- Born: 7 October 1982 Bodø Municipality
- Alma mater: William Esper Studio ;
- Occupation: Actor
- Spouse(s): Frank Kjosås
- Awards: The Hedda Award for Best Actress (2015); Haugesund Walk of Fame (2022) ;

= Marie Blokhus =

Norwegian actress (born 1982)

Marie Liland Blokhus (born 7 October 1982) is a Norwegian actress. For her stage work she has won one Hedda Award.

==Career==
Blokhus was born in Bodø and grew up in the Tverlandet area. She took her acting education at the Oslo National Academy of the Arts, whence she graduated in 2010. She was employed at Det Norske Teatret, and received a Hedda Award nomination in 2013. She won her first Hedda Award in 2015, as best female lead in the screenplay Fugletribunalet.

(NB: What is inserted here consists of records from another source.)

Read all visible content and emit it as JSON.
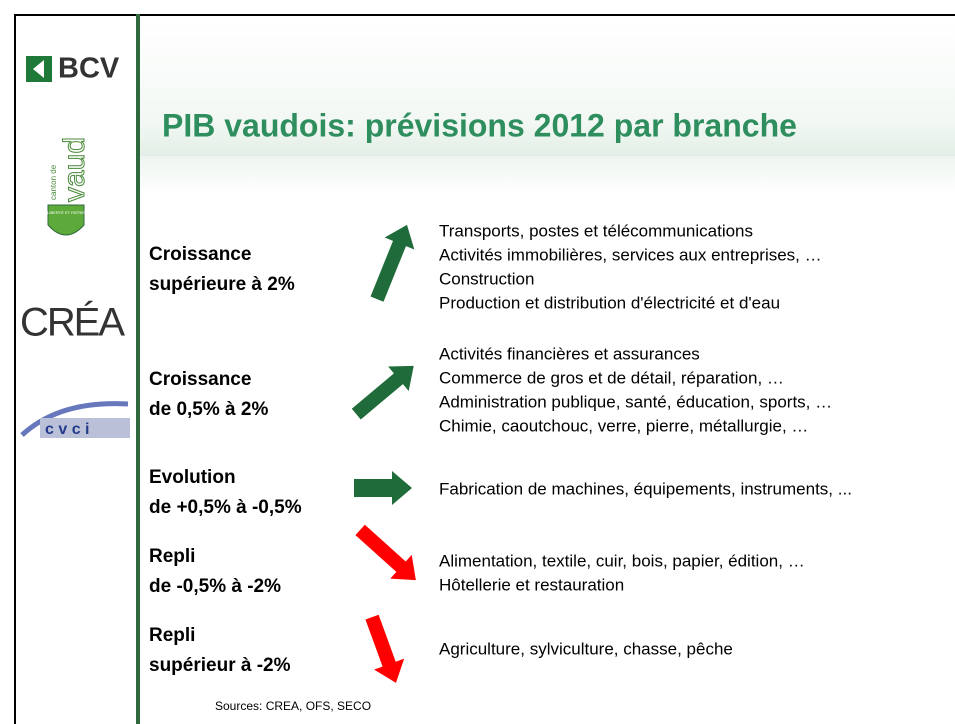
{
  "logos": {
    "bcv": "BCV",
    "vaud_small": "canton de",
    "vaud": "vaud",
    "vaud_motto": "LIBERTÉ ET PATRIE",
    "crea": "CRÉA",
    "cvci": "c v c i"
  },
  "title": "PIB vaudois: prévisions 2012 par branche",
  "rows": [
    {
      "label": [
        "Croissance",
        "supérieure à 2%"
      ],
      "items": [
        "Transports, postes et télécommunications",
        "Activités immobilières, services aux entreprises, …",
        "Construction",
        "Production et distribution d'électricité et d'eau"
      ]
    },
    {
      "label": [
        "Croissance",
        "de 0,5% à 2%"
      ],
      "items": [
        "Activités financières et assurances",
        "Commerce de gros et de détail, réparation, …",
        "Administration publique, santé, éducation, sports, …",
        "Chimie, caoutchouc, verre, pierre, métallurgie, …"
      ]
    },
    {
      "label": [
        "Evolution",
        "de +0,5% à -0,5%"
      ],
      "items": [
        "Fabrication de machines, équipements, instruments, ..."
      ]
    },
    {
      "label": [
        "Repli",
        "de -0,5% à -2%"
      ],
      "items": [
        "Alimentation, textile, cuir, bois, papier, édition, …",
        "Hôtellerie et restauration"
      ]
    },
    {
      "label": [
        "Repli",
        "supérieur à -2%"
      ],
      "items": [
        "Agriculture, sylviculture, chasse, pêche"
      ]
    }
  ],
  "source": "Sources: CREA, OFS, SECO"
}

In 2019 she made her debut as a stage instructor, directing Lucy Kirkwood's Våre barn at Den Nationale Scene. Blokhus then co-wrote and directed Werther, based on The Sorrows of Young Werther, at Det Norske Teatret.

Her film credits include Chasing the Wind (2013), Oskars Amerika (2017), The 12th Man (2017) as well as the racing films Børning (2014), Børning 2 (2016) and Børning 3 (2020). Blokhus received two Amanda Award nominations for Jag etter vind, both as newcomer of the year and best female lead.

Her longest-lasting television role was in the sitcom Side om side from 2013 to 2016.

==Personal life==
Blokhus was married to actor Frank Kjosås from 2011 to 2016. After that she started a relationship with actor Anders Baasmo Christiansen.